Spain: Antigypsyism in hospitals
Roma in Spain regularly experience that they are deprived of their right to quality health care and to equal treatment by health professionals, in particular in hospitals.
In Spain, the right to health protection is recognised in article 43 of the Constitution and is specified in Law 14/1986, the General Health Law, which establishes its public financing, universality and free of charge; its decentralisation to the autonomous regions and its integration into the National Health System. In short, everyone has the right to quality health care under equal conditions.
M.G., a 56-year-old Roma activist tells us that when health professionals in hospitals and security guards see a Roma man or woman, they start giving “dirty looks” as if to say “the Roma are already here”.
It is customary for many Roma to come to visit relatives or friends who are in hospital, either for an emergency or for an operation. Even relatives from other cities would come for a visit, if it is a major or serious operation. The high number of Roma visitors is due to the fact that Roma families are usually large and close family is understood to mean uncles, aunts, uncles and second cousins. M.G. explains that it is our custom to be with the family and support each other for better or worse”. She adds that “it is very ugly not to go, especially if it is an important operation, even if it is not a family member, but it is a neighbour or a prominent person in the Roma community. You have to be there”. He also stresses that if you don’t go, you feel bad because you know you haven’t done well.
M.G. explains that it all starts with the gaze, an anti-Roma gaze. A look from the power, from their superiority and position of power not only because they are a white person, but also because of the position they hold within the hospital. According to M.G., for the workers, all Roma are uneducated and illiterate and they speak to you with arrogance, using very technical vocabulary so that you cannot understand them.

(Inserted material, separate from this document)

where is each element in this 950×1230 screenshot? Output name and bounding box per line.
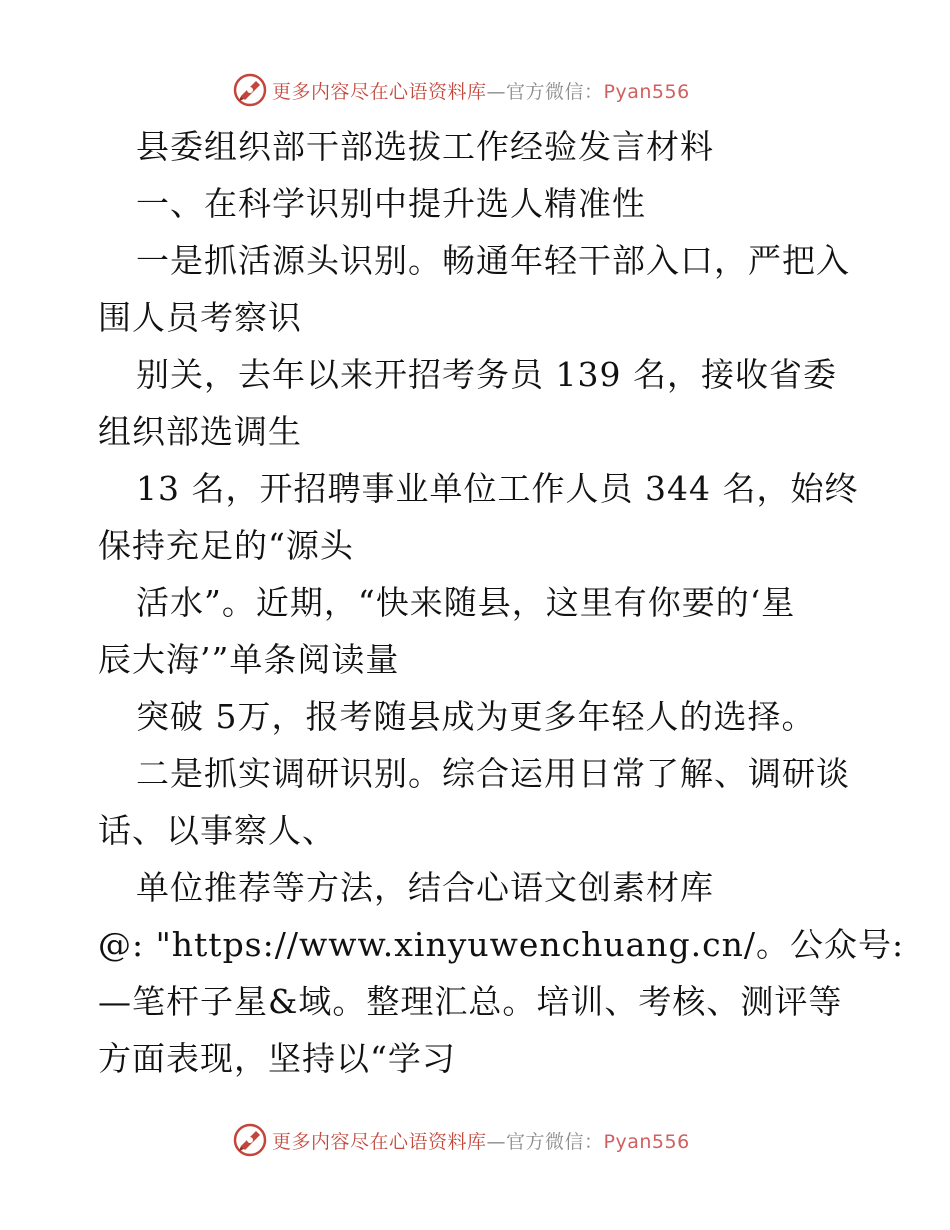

A protest in Barcelona against Salvini, June 2018.
Photo by FAGIC
M.G. tells us about an incident. She was in the emergency room with her 5 year old granddaughter because she had a high fever and the father, the girl and herself were in the room. The nurse put the thermometer on the child and told the adults that when the thermometer beeped, to take it off and that the doctor would be there shortly.
M.G. tells how it went on: “After five minutes the doctor came by and with an arrogant and overbearing attitude shouted at us, in front of the girl, saying what we were doing and why we had taken the thermometer away”. M.G. and her son-in-law told the doctor that this is what the nurse told them and the doctor continued shouting at them and told them that they didn’t know anything and that it was always the same with the gypsies. M.G. did not shut up and told the doctor that she should be treated with dignity and that if she continued in this vein, she would report her.
It is “the mere presence of Roma bothers them and they immediately send you to the security guard”. Hospital rooms are usually two-bedded, i.e. for two patients, and a maximum of two people per patient can stay as visitors. M.G. explains that she was in the hospital with a cousin and that in the bed next to her, a non-Roma woman, there were four people visiting and that nobody said anything to them. But they were called to her attention because they were two people and there were many people in the room.
M.G. says that she does not keep quiet because she more or less knows her rights and that if she does not, she asks. But most Roma who are treated inhumanely keep quiet because they either don’t know their rights or don’t want the patient to be treated badly. They feel powerless in the face of the hierarchy of power that professionals exercise over them. Roma perceive that if you complain, they accuse you of bad behaviour and intimidate you by saying that they will call the hospital security or the police and that they will throw you out of the hospital.
M.G. does not want to generalise about all health professionals and say that they all have anti-Roma behaviour, but as most of them have a great lack of knowledge of Roma culture and have believed all the stereotypes about Roma, in some way their treatment of Roma is different. She adds that even those professionals who do not have bad intentions have attitudes and explains how a nurse said to her cousin: “we are going to put someone like you as a roommate” and to which the cousin replied “like me? What do you mean, gypsy? And the nurse said: “Yes, gypsy. That way you understand each other better. The other gypsy turned out to be a cousin and, although they thought “better together”, they understood that this attitude on the part of the nurse was also anti-Gypsy.
In hospitals, anti-Gypsyism does not only come from health professionals or security guards, the other non-Roma patients, in most cases, also have an antigypsyistic attitude. Most of them express their discontent when they have to share a room with a Roma person and how they hide all their belongings because they think they are going to be robbed. Or when you are in the waiting room and you sit next to a non-Roma, they change their seat or hold their bag.
M.G. advocates for the right to quality health care on an equal footing with other citizens. She says that health care is public and universal and that Roma also pay their social security, thus contributing to the free health care system. The antigypsyism that Roma suffer in hospitals is not only in the treatment but also in the medical check-up and diagnosis. M.G. stresses that it depends on how lucky you are with the professional on duty, but that the position of power is reflected as soon as they recognise a Roma person as a patient.